Inoltre, il Sud-Est asiatico si sta affermando come regione dinamica, con particolare attenzione a Thailandia e Singapore. In questi Paesi è cresciuto il numero di family office, che possono diventare interlocutori chiave per collezionismo e investimento in beni da collezione.

Parallelamente, sono in aumento le attività provenienti dal Giappone e da Taiwan. Questi mercati, spesso considerati maturi, stanno mostrando un rinnovato interesse per le aste internazionali e per la diversificazione delle collezioni.

Come si comportano i nuovi collezionisti asiatici?

Secondo Shinohara è difficile parlare di un unico profilo asiatico, vista l’estrema eterogeneità dell’area. Tuttavia, osservando le abitudini emergono alcune tendenze condivise e alcune differenze interessanti tra i vari Paesi.

I giovani collezionisti giapponesi tendono spesso a iniziare da orologi o arte contemporanea locale, per poi spostarsi su altre categorie. In Cina, invece, il primo passo riguarda di frequente le opere di arte cinese, prima di un eventuale ampliamento.

Nel Sud-Est asiatico prevale l’interesse per gli artisti nazionali. In Vietnam, ad esempio, molti partono da Le Pho, mentre in Indonesia la porta d’ingresso è spesso rappresentata da Christine Ay Tjoe. Solo in un secondo momento si passa ad altri ambiti.

C’è però un denominatore comune: la tendenza al cross-category collecting. In Asia è molto più diffusa rispetto a Europa e Stati Uniti, con collezionisti che combinano arte moderna, contemporanea, design, oggetti storici e beni di lusso in un unico insieme coerente.

In che modo Sotheby’s intercetta i collezionisti del futuro

La strategia sviluppata per il mercato dell’arte in Asia alla Maison mira a raggiungere i futuri grandi collezionisti attraverso canali molteplici. Gli spazi di Hong Kong sono allestiti mescolando arte moderna e contemporanea, arte cinese, arredi del XIX secolo e libri, per proporre una visione “lifestyle” del collezionismo.

Inoltre, sono state avviate iniziative come masterclass dedicate, organizzate nei nuovi spazi. La casa ha anche intrapreso un tour presso diversi family office, presentando la Birkin record e opere appartenenti ad altre categorie, con l’obiettivo di illustrare la trasversalità dell’offerta.

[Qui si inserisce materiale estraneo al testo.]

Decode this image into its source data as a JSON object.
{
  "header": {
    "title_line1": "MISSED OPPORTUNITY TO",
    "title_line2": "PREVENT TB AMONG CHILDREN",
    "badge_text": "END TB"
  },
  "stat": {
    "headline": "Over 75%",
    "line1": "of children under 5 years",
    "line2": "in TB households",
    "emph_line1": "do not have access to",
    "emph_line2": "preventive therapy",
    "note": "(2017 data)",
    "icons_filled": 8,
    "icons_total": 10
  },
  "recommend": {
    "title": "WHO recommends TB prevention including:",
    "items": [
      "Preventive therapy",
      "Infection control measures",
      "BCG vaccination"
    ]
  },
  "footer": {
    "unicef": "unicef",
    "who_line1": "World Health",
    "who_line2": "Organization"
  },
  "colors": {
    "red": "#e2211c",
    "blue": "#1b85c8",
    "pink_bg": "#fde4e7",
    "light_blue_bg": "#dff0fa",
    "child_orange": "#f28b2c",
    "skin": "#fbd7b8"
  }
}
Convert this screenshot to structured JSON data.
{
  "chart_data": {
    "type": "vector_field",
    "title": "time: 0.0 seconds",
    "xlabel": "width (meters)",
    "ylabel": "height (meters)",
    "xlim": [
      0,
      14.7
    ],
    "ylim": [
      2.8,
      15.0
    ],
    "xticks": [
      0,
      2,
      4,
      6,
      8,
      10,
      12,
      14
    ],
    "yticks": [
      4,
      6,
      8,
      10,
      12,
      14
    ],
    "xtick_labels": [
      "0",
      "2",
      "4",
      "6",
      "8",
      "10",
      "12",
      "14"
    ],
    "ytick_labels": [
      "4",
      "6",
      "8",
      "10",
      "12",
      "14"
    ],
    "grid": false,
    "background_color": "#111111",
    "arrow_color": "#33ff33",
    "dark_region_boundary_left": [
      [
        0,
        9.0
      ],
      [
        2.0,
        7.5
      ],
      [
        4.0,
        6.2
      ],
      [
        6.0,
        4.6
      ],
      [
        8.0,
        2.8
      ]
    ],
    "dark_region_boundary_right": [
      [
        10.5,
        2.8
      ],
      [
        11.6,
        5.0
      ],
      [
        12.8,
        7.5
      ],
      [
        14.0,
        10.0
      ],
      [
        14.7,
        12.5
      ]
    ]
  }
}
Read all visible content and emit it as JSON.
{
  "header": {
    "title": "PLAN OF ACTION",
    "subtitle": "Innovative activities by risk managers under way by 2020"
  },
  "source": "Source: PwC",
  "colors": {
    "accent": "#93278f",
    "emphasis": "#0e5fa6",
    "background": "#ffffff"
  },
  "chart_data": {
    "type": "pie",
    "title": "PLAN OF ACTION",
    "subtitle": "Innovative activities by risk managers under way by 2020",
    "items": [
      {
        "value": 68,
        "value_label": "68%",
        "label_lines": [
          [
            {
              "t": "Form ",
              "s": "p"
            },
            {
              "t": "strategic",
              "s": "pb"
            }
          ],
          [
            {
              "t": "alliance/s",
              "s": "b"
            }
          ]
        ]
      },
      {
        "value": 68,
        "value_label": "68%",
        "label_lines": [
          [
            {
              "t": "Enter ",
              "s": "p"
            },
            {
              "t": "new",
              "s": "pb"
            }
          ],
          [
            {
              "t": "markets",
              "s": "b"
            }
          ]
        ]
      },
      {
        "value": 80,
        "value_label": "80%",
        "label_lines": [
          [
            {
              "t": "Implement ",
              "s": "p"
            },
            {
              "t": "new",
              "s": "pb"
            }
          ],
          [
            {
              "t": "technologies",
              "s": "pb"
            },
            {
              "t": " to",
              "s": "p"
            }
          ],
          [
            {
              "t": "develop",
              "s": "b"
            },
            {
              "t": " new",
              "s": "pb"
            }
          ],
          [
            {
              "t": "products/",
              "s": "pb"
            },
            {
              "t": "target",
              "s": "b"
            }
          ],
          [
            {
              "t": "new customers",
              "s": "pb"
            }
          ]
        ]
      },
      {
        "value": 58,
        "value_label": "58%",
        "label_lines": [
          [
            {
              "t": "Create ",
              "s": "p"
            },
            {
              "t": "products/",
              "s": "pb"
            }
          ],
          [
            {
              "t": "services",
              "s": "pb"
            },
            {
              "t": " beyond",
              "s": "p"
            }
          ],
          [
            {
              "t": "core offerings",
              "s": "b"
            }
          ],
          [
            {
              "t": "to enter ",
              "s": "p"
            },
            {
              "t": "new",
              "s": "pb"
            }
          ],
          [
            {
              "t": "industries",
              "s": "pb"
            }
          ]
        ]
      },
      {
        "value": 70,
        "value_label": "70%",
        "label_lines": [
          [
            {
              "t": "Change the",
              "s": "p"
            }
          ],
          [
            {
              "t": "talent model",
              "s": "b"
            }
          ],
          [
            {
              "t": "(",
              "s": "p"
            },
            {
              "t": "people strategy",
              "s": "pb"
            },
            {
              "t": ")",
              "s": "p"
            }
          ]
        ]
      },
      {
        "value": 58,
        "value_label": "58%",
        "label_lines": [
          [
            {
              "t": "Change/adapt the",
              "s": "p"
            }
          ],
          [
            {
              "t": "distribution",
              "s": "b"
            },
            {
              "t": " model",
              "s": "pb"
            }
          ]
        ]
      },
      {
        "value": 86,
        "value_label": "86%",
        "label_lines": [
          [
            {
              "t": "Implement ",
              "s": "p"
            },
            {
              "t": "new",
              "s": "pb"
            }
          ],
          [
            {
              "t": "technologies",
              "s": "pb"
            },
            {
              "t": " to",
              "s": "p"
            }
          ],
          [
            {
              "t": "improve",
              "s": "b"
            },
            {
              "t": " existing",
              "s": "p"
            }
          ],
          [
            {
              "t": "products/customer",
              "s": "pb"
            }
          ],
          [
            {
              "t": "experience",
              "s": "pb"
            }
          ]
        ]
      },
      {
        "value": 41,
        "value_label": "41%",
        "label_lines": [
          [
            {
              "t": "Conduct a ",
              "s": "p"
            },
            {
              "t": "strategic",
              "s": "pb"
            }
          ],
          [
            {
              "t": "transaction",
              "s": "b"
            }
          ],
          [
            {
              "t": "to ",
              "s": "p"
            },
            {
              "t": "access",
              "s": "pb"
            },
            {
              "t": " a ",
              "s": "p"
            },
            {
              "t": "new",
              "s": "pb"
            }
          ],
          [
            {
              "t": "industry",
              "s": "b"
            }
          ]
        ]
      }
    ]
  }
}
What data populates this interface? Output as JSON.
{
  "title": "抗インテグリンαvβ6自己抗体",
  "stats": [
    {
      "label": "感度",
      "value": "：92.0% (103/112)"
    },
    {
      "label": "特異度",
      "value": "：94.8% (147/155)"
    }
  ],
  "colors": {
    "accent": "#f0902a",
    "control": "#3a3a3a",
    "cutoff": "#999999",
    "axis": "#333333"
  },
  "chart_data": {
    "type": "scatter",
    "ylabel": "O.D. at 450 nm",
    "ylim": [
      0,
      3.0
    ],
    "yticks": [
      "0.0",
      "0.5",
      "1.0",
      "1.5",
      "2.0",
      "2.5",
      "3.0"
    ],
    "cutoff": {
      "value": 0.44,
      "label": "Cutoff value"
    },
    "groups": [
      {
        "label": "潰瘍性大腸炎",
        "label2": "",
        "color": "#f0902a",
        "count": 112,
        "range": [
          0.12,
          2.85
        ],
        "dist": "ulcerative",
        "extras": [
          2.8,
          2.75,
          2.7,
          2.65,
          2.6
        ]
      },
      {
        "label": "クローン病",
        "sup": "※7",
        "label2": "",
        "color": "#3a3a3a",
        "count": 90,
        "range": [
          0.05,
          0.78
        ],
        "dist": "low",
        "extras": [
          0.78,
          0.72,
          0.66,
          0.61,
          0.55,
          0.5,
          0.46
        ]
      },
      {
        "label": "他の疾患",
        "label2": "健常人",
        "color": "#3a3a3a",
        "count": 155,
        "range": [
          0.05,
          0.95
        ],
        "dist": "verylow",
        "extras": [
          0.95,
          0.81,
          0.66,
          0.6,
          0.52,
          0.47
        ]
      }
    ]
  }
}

Rispetto a un modello più tradizionale, questa impostazione vuole favorire percorsi di scoperta e connessioni tra categorie diverse. In questo modo, un appassionato di orologi può avvicinarsi alla pittura moderna, o un collezionista di arte cinese alla fotografia contemporanea.

Quale ruolo avranno lusso e oggetti alternativi nel mercato dell’arte in Asia

Shinohara riconosce il grande potenziale di categorie come il lusso, le borse iconiche o persino i fossili di dinosauro. Tuttavia, respinge l’idea di un passaggio strutturale dall’arte verso questi segmenti solo perché oggi registrano ottime performance.

Per Sotheby’s, le diverse categorie sono considerate complementari. Gli oggetti di lusso rappresentano un forte motore di crescita, ma l’arte mantiene un ruolo centrale nell’identità della casa d’aste e nell’ecosistema del collezionismo globale.

Nel complesso emerge l’immagine di un mercato asiatico selettivo, più maturo e articolato rispetto al passato, ma ancora in espansione. La sfida per gli operatori internazionali è accompagnare questa evoluzione, intercettando le nuove generazioni e valorizzando, al tempo stesso, la profondità storica delle raccolte.